Little wonder that I love fashion now. So when the Maggy London women’s clothing brand asked me to be one of their “Women Who Make a Difference,” I didn’t hesitate to say yes.
Saying yes to unexpected opportunities in life was one of the pieces of advice I shared.
I spent a fun afternoon doing the photo shoot with Maggy London’s amazing creative team and wearing several of their beautifully styled dresses. Especially the red ones of course, but the black ones are lovely too. I stayed on brand.
A serious part of the discussion (some of which is on their blog and others will show up at various times) had to do with personal branding. It started with a question about how I regard fashion in relation to my work, and to being a professional woman in general. I’m confident in my sense of style, probably as a result of my childhood familiarity with the trappings of fashion, albeit a specialized niche, and why I still love a great fitting pair of jeans more than anything. Except for shoes, of course. I agree with either Marilyn Monroe or Bette Midler, both of whom are credited with originating the notion that with the right shoes, a girl can conquer the world.

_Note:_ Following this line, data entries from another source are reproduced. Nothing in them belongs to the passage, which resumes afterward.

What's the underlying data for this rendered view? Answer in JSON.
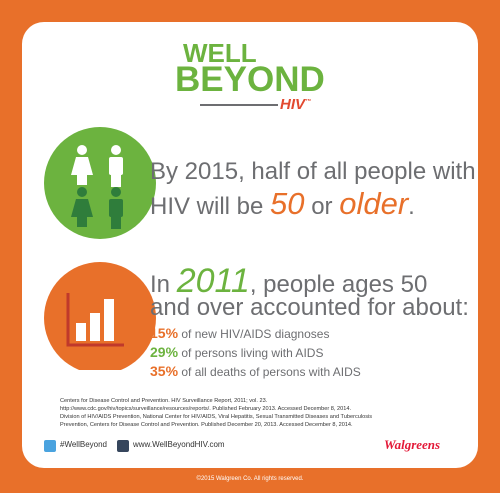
{
  "logo": {
    "well": "WELL",
    "beyond": "BEYOND",
    "hiv": "HIV",
    "tm": "™"
  },
  "statement1": {
    "line1": "By 2015, half of all people with",
    "line2_start": "HIV will be",
    "age": "50",
    "or": "or",
    "older": "older",
    "end": "."
  },
  "statement2": {
    "in": "In",
    "year": "2011",
    "line1_rest": ", people ages 50",
    "line2": "and over accounted for about:"
  },
  "stats": [
    {
      "value": "15%",
      "text": "of new HIV/AIDS diagnoses"
    },
    {
      "value": "29%",
      "text": "of persons living with AIDS"
    },
    {
      "value": "35%",
      "text": "of all deaths of persons with AIDS"
    }
  ],
  "references": [
    "Centers for Disease Control and Prevention. HIV Surveillance Report, 2011; vol. 23.",
    "http://www.cdc.gov/hiv/topics/surveillance/resources/reports/. Published February 2013. Accessed December 8, 2014.",
    "Division of HIV/AIDS Prevention, National Center for HIV/AIDS, Viral Hepatitis, Sexual Transmitted Diseases and Tuberculosis",
    "Prevention, Centers for Disease Control and Prevention. Published December 20, 2013. Accessed December 8, 2014."
  ],
  "footer": {
    "twitter": "#WellBeyond",
    "website": "www.WellBeyondHIV.com",
    "brand": "Walgreens",
    "copyright": "©2015 Walgreen Co. All rights reserved."
  }
}
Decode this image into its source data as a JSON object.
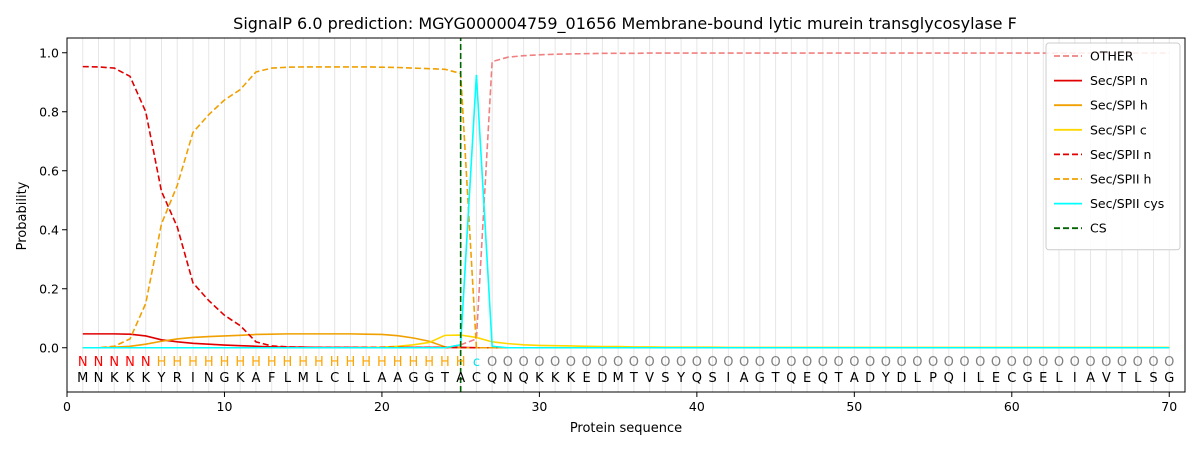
{
  "chart_data": {
    "type": "line",
    "title": "SignalP 6.0 prediction: MGYG000004759_01656 Membrane-bound lytic murein transglycosylase F",
    "xlabel": "Protein sequence",
    "ylabel": "Probability",
    "xlim": [
      0,
      71
    ],
    "ylim": [
      -0.15,
      1.05
    ],
    "xticks": [
      0,
      10,
      20,
      30,
      40,
      50,
      60,
      70
    ],
    "yticks": [
      0.0,
      0.2,
      0.4,
      0.6,
      0.8,
      1.0
    ],
    "xtick_labels": [
      "0",
      "10",
      "20",
      "30",
      "40",
      "50",
      "60",
      "70"
    ],
    "ytick_labels": [
      "0.0",
      "0.2",
      "0.4",
      "0.6",
      "0.8",
      "1.0"
    ],
    "legend_position": "top-right",
    "sequence": [
      "M",
      "N",
      "K",
      "K",
      "K",
      "Y",
      "R",
      "I",
      "N",
      "G",
      "K",
      "A",
      "F",
      "L",
      "M",
      "L",
      "C",
      "L",
      "L",
      "A",
      "A",
      "G",
      "G",
      "T",
      "A",
      "C",
      "Q",
      "N",
      "Q",
      "K",
      "K",
      "K",
      "E",
      "D",
      "M",
      "T",
      "V",
      "S",
      "Y",
      "Q",
      "S",
      "I",
      "A",
      "G",
      "T",
      "Q",
      "E",
      "Q",
      "T",
      "A",
      "D",
      "Y",
      "D",
      "L",
      "P",
      "Q",
      "I",
      "L",
      "E",
      "C",
      "G",
      "E",
      "L",
      "I",
      "A",
      "V",
      "T",
      "L",
      "S",
      "G"
    ],
    "region_labels": [
      "N",
      "N",
      "N",
      "N",
      "N",
      "H",
      "H",
      "H",
      "H",
      "H",
      "H",
      "H",
      "H",
      "H",
      "H",
      "H",
      "H",
      "H",
      "H",
      "H",
      "H",
      "H",
      "H",
      "H",
      "H",
      "c",
      "O",
      "O",
      "O",
      "O",
      "O",
      "O",
      "O",
      "O",
      "O",
      "O",
      "O",
      "O",
      "O",
      "O",
      "O",
      "O",
      "O",
      "O",
      "O",
      "O",
      "O",
      "O",
      "O",
      "O",
      "O",
      "O",
      "O",
      "O",
      "O",
      "O",
      "O",
      "O",
      "O",
      "O",
      "O",
      "O",
      "O",
      "O",
      "O",
      "O",
      "O",
      "O",
      "O",
      "O"
    ],
    "region_colors": {
      "N": "#ff0000",
      "H": "#ffa500",
      "c": "#00e5ee",
      "O": "#808080"
    },
    "cs_position": 25,
    "series": [
      {
        "name": "OTHER",
        "color": "#f08080",
        "dash": "dashed",
        "values": [
          0.0,
          0.0,
          0.0,
          0.0,
          0.0,
          0.0,
          0.0,
          0.0,
          0.0,
          0.0,
          0.0,
          0.0,
          0.0,
          0.0,
          0.0,
          0.0,
          0.0,
          0.0,
          0.0,
          0.0,
          0.0,
          0.0,
          0.0,
          0.0,
          0.01,
          0.03,
          0.97,
          0.985,
          0.99,
          0.993,
          0.995,
          0.996,
          0.997,
          0.998,
          0.998,
          0.998,
          0.999,
          0.999,
          0.999,
          0.999,
          0.999,
          0.999,
          0.999,
          0.999,
          0.999,
          0.999,
          0.999,
          0.999,
          0.999,
          0.999,
          0.999,
          0.999,
          0.999,
          0.999,
          0.999,
          0.999,
          0.999,
          0.999,
          0.999,
          0.999,
          0.999,
          0.999,
          0.999,
          0.999,
          0.999,
          0.999,
          0.999,
          0.999,
          0.999,
          0.999
        ]
      },
      {
        "name": "Sec/SPI n",
        "color": "#e00000",
        "dash": "solid",
        "values": [
          0.047,
          0.047,
          0.047,
          0.046,
          0.04,
          0.027,
          0.02,
          0.015,
          0.012,
          0.009,
          0.007,
          0.005,
          0.003,
          0.002,
          0.002,
          0.001,
          0.001,
          0.001,
          0.001,
          0.001,
          0.001,
          0.001,
          0.001,
          0.001,
          0.001,
          0.0,
          0.0,
          0.0,
          0.0,
          0.0,
          0.0,
          0.0,
          0.0,
          0.0,
          0.0,
          0.0,
          0.0,
          0.0,
          0.0,
          0.0,
          0.0,
          0.0,
          0.0,
          0.0,
          0.0,
          0.0,
          0.0,
          0.0,
          0.0,
          0.0,
          0.0,
          0.0,
          0.0,
          0.0,
          0.0,
          0.0,
          0.0,
          0.0,
          0.0,
          0.0,
          0.0,
          0.0,
          0.0,
          0.0,
          0.0,
          0.0,
          0.0,
          0.0,
          0.0,
          0.0
        ]
      },
      {
        "name": "Sec/SPI h",
        "color": "#f0a000",
        "dash": "solid",
        "values": [
          0.0,
          0.0,
          0.002,
          0.005,
          0.012,
          0.022,
          0.03,
          0.035,
          0.038,
          0.04,
          0.042,
          0.045,
          0.046,
          0.047,
          0.047,
          0.047,
          0.047,
          0.047,
          0.046,
          0.045,
          0.041,
          0.033,
          0.022,
          0.003,
          0.0,
          0.0,
          0.0,
          0.0,
          0.0,
          0.0,
          0.0,
          0.0,
          0.0,
          0.0,
          0.0,
          0.0,
          0.0,
          0.0,
          0.0,
          0.0,
          0.0,
          0.0,
          0.0,
          0.0,
          0.0,
          0.0,
          0.0,
          0.0,
          0.0,
          0.0,
          0.0,
          0.0,
          0.0,
          0.0,
          0.0,
          0.0,
          0.0,
          0.0,
          0.0,
          0.0,
          0.0,
          0.0,
          0.0,
          0.0,
          0.0,
          0.0,
          0.0,
          0.0,
          0.0,
          0.0
        ]
      },
      {
        "name": "Sec/SPI c",
        "color": "#ffd700",
        "dash": "solid",
        "values": [
          0.0,
          0.0,
          0.0,
          0.0,
          0.0,
          0.0,
          0.0,
          0.0,
          0.0,
          0.0,
          0.0,
          0.0,
          0.0,
          0.0,
          0.0,
          0.0,
          0.0,
          0.0,
          0.001,
          0.002,
          0.005,
          0.01,
          0.018,
          0.042,
          0.043,
          0.035,
          0.02,
          0.014,
          0.01,
          0.008,
          0.007,
          0.006,
          0.005,
          0.004,
          0.004,
          0.003,
          0.003,
          0.002,
          0.002,
          0.002,
          0.002,
          0.001,
          0.001,
          0.001,
          0.001,
          0.001,
          0.001,
          0.001,
          0.001,
          0.001,
          0.001,
          0.001,
          0.001,
          0.001,
          0.001,
          0.001,
          0.001,
          0.001,
          0.001,
          0.001,
          0.001,
          0.001,
          0.001,
          0.001,
          0.001,
          0.001,
          0.001,
          0.001,
          0.001,
          0.001
        ]
      },
      {
        "name": "Sec/SPII n",
        "color": "#e00000",
        "dash": "dashed",
        "values": [
          0.953,
          0.952,
          0.948,
          0.92,
          0.8,
          0.53,
          0.41,
          0.22,
          0.16,
          0.11,
          0.075,
          0.02,
          0.006,
          0.003,
          0.002,
          0.001,
          0.001,
          0.001,
          0.001,
          0.001,
          0.001,
          0.001,
          0.001,
          0.001,
          0.001,
          0.0,
          0.0,
          0.0,
          0.0,
          0.0,
          0.0,
          0.0,
          0.0,
          0.0,
          0.0,
          0.0,
          0.0,
          0.0,
          0.0,
          0.0,
          0.0,
          0.0,
          0.0,
          0.0,
          0.0,
          0.0,
          0.0,
          0.0,
          0.0,
          0.0,
          0.0,
          0.0,
          0.0,
          0.0,
          0.0,
          0.0,
          0.0,
          0.0,
          0.0,
          0.0,
          0.0,
          0.0,
          0.0,
          0.0,
          0.0,
          0.0,
          0.0,
          0.0,
          0.0,
          0.0
        ]
      },
      {
        "name": "Sec/SPII h",
        "color": "#f0a000",
        "dash": "dashed",
        "values": [
          0.0,
          0.0,
          0.005,
          0.03,
          0.15,
          0.42,
          0.55,
          0.73,
          0.79,
          0.84,
          0.875,
          0.935,
          0.948,
          0.951,
          0.952,
          0.952,
          0.952,
          0.952,
          0.952,
          0.951,
          0.95,
          0.948,
          0.946,
          0.944,
          0.93,
          0.0,
          0.0,
          0.0,
          0.0,
          0.0,
          0.0,
          0.0,
          0.0,
          0.0,
          0.0,
          0.0,
          0.0,
          0.0,
          0.0,
          0.0,
          0.0,
          0.0,
          0.0,
          0.0,
          0.0,
          0.0,
          0.0,
          0.0,
          0.0,
          0.0,
          0.0,
          0.0,
          0.0,
          0.0,
          0.0,
          0.0,
          0.0,
          0.0,
          0.0,
          0.0,
          0.0,
          0.0,
          0.0,
          0.0,
          0.0,
          0.0,
          0.0,
          0.0,
          0.0,
          0.0
        ]
      },
      {
        "name": "Sec/SPII cys",
        "color": "#00ffff",
        "dash": "solid",
        "values": [
          0.0,
          0.0,
          0.0,
          0.0,
          0.0,
          0.0,
          0.0,
          0.0,
          0.0,
          0.0,
          0.0,
          0.0,
          0.0,
          0.0,
          0.0,
          0.0,
          0.0,
          0.0,
          0.0,
          0.0,
          0.0,
          0.0,
          0.0,
          0.0,
          0.01,
          0.925,
          0.005,
          0.0,
          0.0,
          0.0,
          0.0,
          0.0,
          0.0,
          0.0,
          0.0,
          0.0,
          0.0,
          0.0,
          0.0,
          0.0,
          0.0,
          0.0,
          0.0,
          0.0,
          0.0,
          0.0,
          0.0,
          0.0,
          0.0,
          0.0,
          0.0,
          0.0,
          0.0,
          0.0,
          0.0,
          0.0,
          0.0,
          0.0,
          0.0,
          0.0,
          0.0,
          0.0,
          0.0,
          0.0,
          0.0,
          0.0,
          0.0,
          0.0,
          0.0,
          0.0
        ]
      },
      {
        "name": "CS",
        "color": "#006400",
        "dash": "dashed",
        "x": [
          25,
          25
        ],
        "values": [
          -0.15,
          1.05
        ]
      }
    ]
  }
}
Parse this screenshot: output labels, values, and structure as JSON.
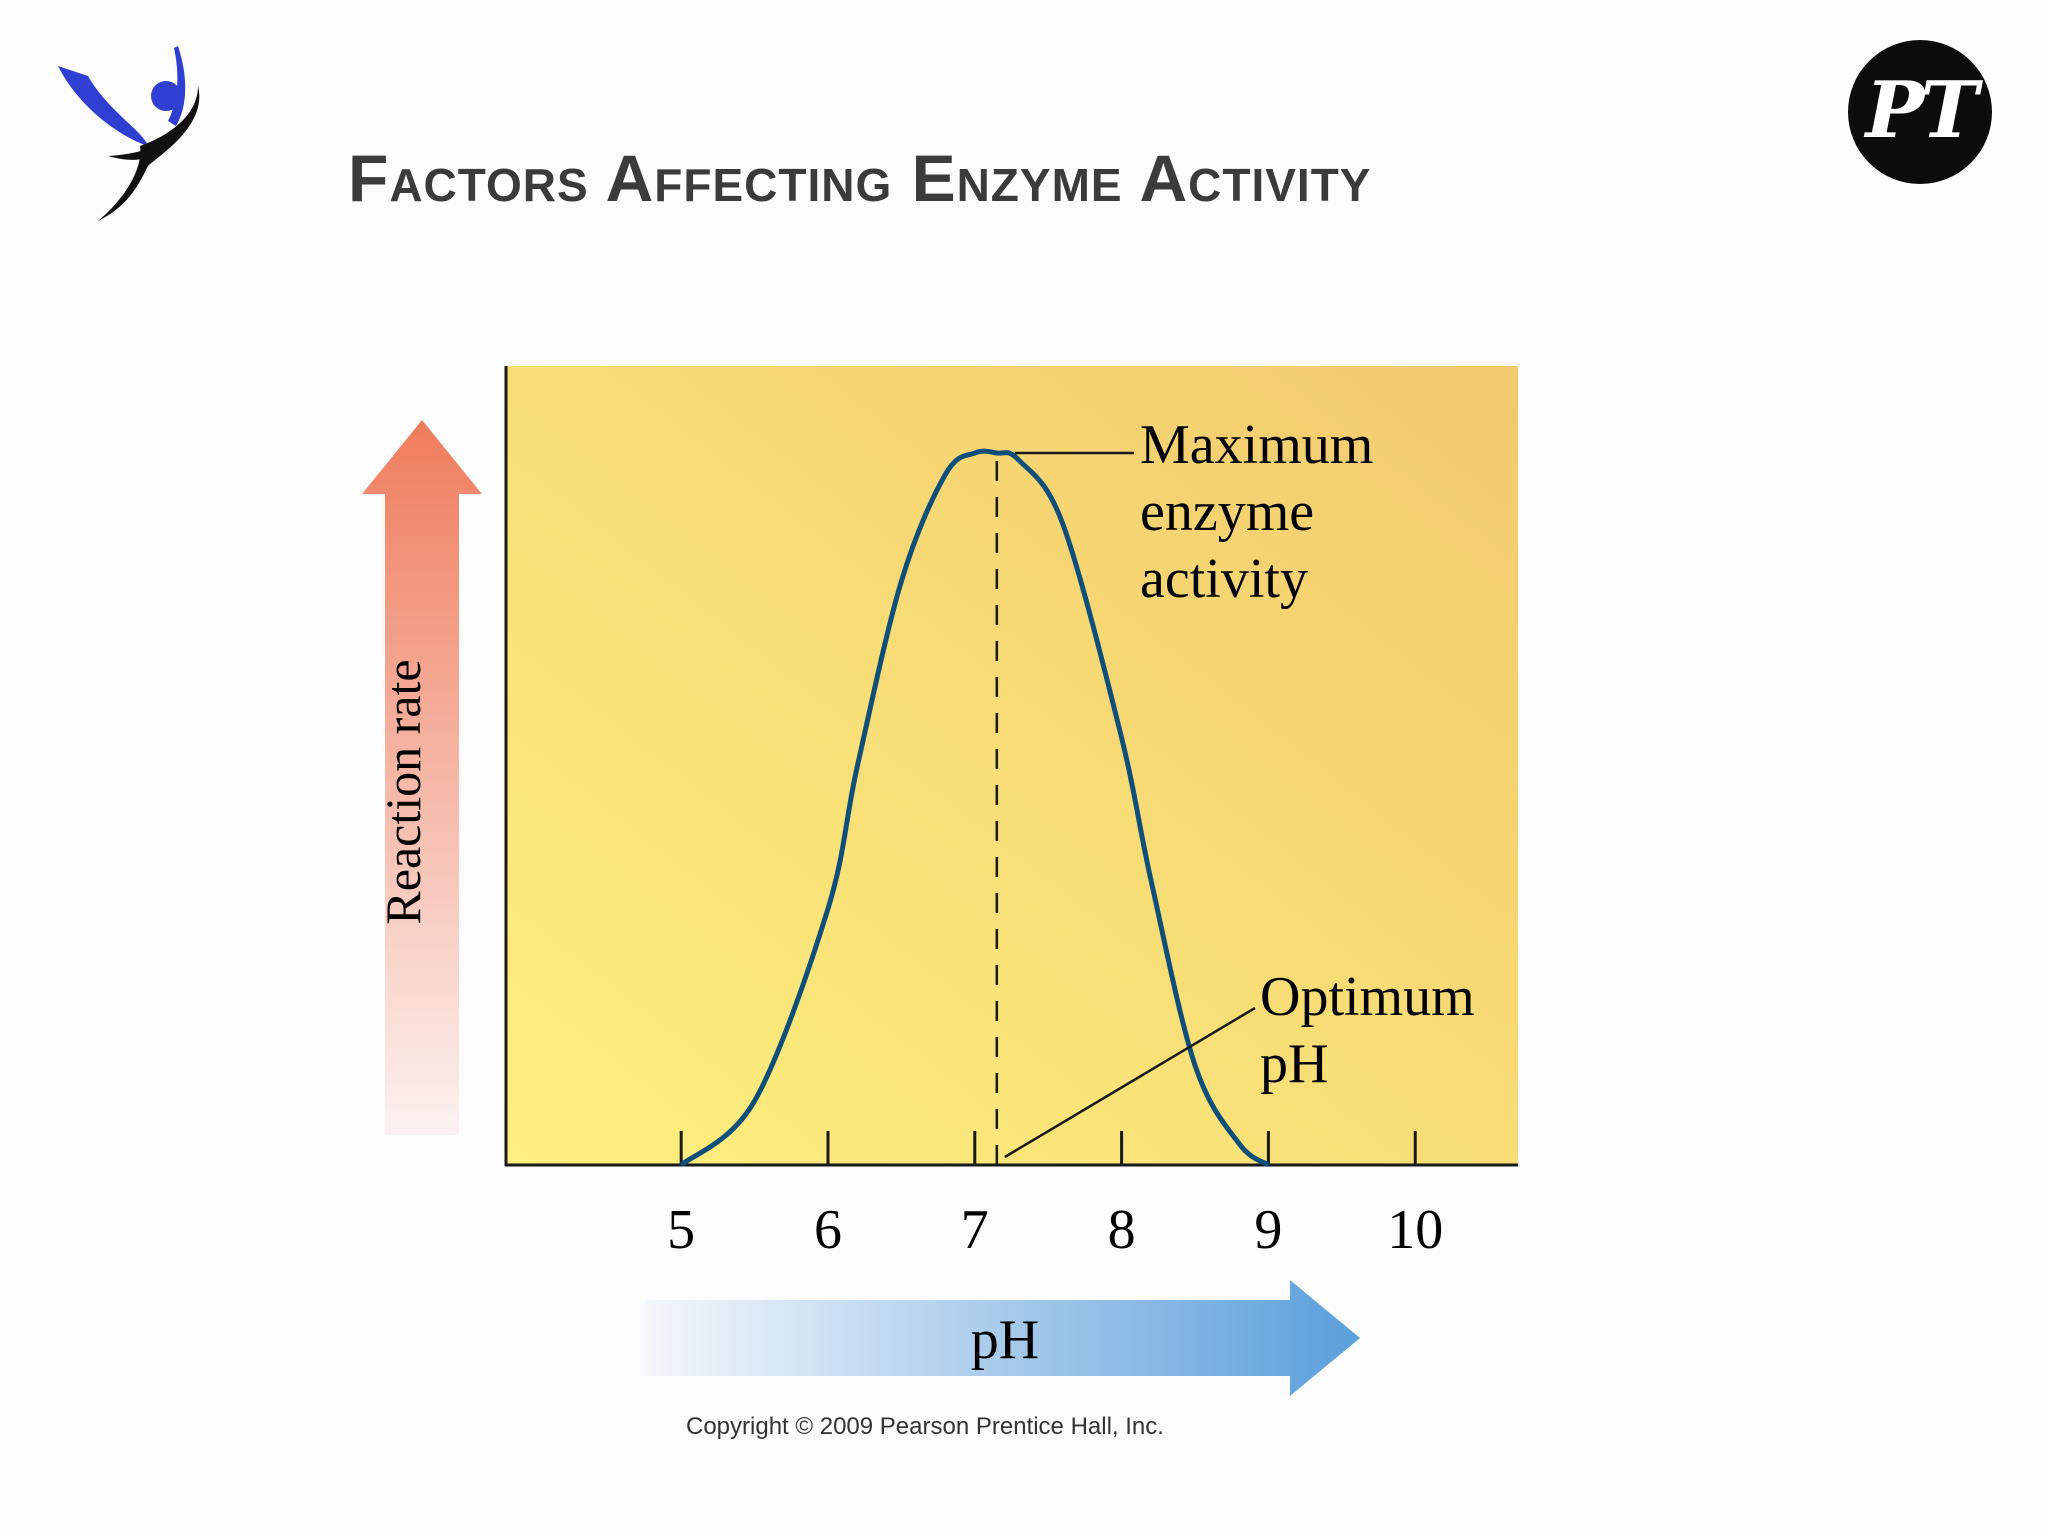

For many women, there is significant tension between on how we are expected to look and how much attention we want to give to that versus what we know we are capable of doing as professionals and as leaders.
Women’s bodies are objectified in media and judged in daily interactions with friends and family members so that by the time we are adults, we may find the locus of power outside of ourselves if we pay too much attention to how others react to our physical beings.
But like any other resource, fashion is also a tool that can be used as part of our brand, how we show up in the world, and the statement we want to make about who we are. My favorite of Eve Ensler’s performance pieces is entitled “My Short Skirt.” The punchline is “My short skirt, believe it or not, has nothing to do with you.”
Well of course, it does have something to do with how we are perceived, but the point is we get to decide that question. We get to define ourselves, and indeed we must define ourselves or we will be subsumed and consumed by our culture and what it tells us we should be. For when we break with cultural expectation, we are confronted with this poignant observation by novelist Barbara Kingsolver: “The #MeToo movement can’t bring justice to a culture so habituated to misogyny that we can’t even fathom parity, and women still dread losing the power we’ve been taught to use best: our charm.”
That’s a scary place for many women. And therein lies the most destructive Catch 22 women face every day. It’s hard to change a culture while you are living in it and it’s nearly impossible “to fight an enemy who has outposts in your head,” to quote feminist author turned spiritual awareness teacher, Sally Kempton.
And yet, changing the culture in the deepest, most profound ways is exactly what we are challenged to do today. We are setting the world aright as we go about the work of accelerating women’s move from 20 percent of top leadership to parity by 2025.
Whether it’s deemed fashionable or not, we must make our brand the stamp of this historic moment by going #beyondmetoo to women’s #powerTOlead.